Google Shelves Hidden Location Bar

Wolfgang Gruener in Products on August 09

Google has quietly abandoned the idea of hiding the location bar to gain more pixel space for web content.

The removal of the web address from the browser window may have been a bit too much, even for Google. The company said that it has canceled the project and the flag “Compact Navigation” as well as the menu tab menu option were removed on July 26. While Google disabled the hidden switch to enable compact navigation as well, the code of the feature itself remains in Chrome. The only way for users to access this feature would be a developer version or nightly build of the browser that was published prior to July 26.

Chrome Compact Navigation

Chrome Compact Navigation

In a discussion thread comment, Google said that “the Compact Nav prototype was meant to be a way for [Google] to try out a new form factor rather than be a permanent redesign. We don’t think that this is the optimal direction to take Chrome’s UI, so the experiment has ended and we’re removing the prototype.”

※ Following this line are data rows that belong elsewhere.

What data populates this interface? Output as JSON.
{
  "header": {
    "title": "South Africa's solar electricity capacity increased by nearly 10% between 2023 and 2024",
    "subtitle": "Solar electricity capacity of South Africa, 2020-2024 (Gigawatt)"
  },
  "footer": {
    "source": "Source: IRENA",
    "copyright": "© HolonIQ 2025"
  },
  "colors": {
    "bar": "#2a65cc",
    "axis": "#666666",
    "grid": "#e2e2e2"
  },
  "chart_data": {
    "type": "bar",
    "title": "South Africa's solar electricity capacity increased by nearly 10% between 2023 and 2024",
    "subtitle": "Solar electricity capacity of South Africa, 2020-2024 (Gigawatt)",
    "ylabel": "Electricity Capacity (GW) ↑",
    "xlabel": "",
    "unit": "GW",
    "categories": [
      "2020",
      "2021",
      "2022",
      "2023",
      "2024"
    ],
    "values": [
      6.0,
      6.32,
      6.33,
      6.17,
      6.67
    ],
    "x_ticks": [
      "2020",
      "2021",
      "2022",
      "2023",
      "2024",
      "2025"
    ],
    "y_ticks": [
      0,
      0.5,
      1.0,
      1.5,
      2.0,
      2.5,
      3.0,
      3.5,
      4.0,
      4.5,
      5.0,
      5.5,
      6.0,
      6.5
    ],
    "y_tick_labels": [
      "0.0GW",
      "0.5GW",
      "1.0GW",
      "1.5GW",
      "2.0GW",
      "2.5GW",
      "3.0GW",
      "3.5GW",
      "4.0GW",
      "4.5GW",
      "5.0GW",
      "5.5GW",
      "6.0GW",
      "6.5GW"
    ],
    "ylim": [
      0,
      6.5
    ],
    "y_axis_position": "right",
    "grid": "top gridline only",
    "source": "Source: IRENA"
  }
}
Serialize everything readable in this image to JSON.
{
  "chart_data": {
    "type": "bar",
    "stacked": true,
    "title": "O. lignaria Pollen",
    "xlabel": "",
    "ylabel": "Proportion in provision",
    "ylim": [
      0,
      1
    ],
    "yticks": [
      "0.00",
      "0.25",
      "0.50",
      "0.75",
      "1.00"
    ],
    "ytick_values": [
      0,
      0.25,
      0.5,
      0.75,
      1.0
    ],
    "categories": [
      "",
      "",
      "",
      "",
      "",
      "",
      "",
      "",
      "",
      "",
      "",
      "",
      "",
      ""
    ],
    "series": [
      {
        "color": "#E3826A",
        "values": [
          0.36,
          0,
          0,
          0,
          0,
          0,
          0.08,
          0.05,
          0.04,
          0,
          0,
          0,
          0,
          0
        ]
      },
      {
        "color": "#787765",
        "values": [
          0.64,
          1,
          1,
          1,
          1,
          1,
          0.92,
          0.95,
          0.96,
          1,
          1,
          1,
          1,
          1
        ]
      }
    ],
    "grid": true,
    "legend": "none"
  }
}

The radical approach to trim the UI by removing the URL and the location bar from the browser interface sparked heated discussions. The idea was to give the browser a much more app-centric appearance, which, however, would have had massive impact on smaller websites and how they market themselves. It is surprising that Google aggressively removed the feature and did not even leave users an option to hide the location bar. Given Google’s interest to promote Chrome as an essential tool that is binding users to its search and advertising service, this may have been a scary scenario for Google.

We first noticed Google’s ideas to kill the location bar back in February and the feature surfaced in Chrome in May. We actually liked the idea to make the feature to show the URL optional and there appeared to be a clear trend toward this feature as even Mozilla followed up with a similar add-on for Firefox.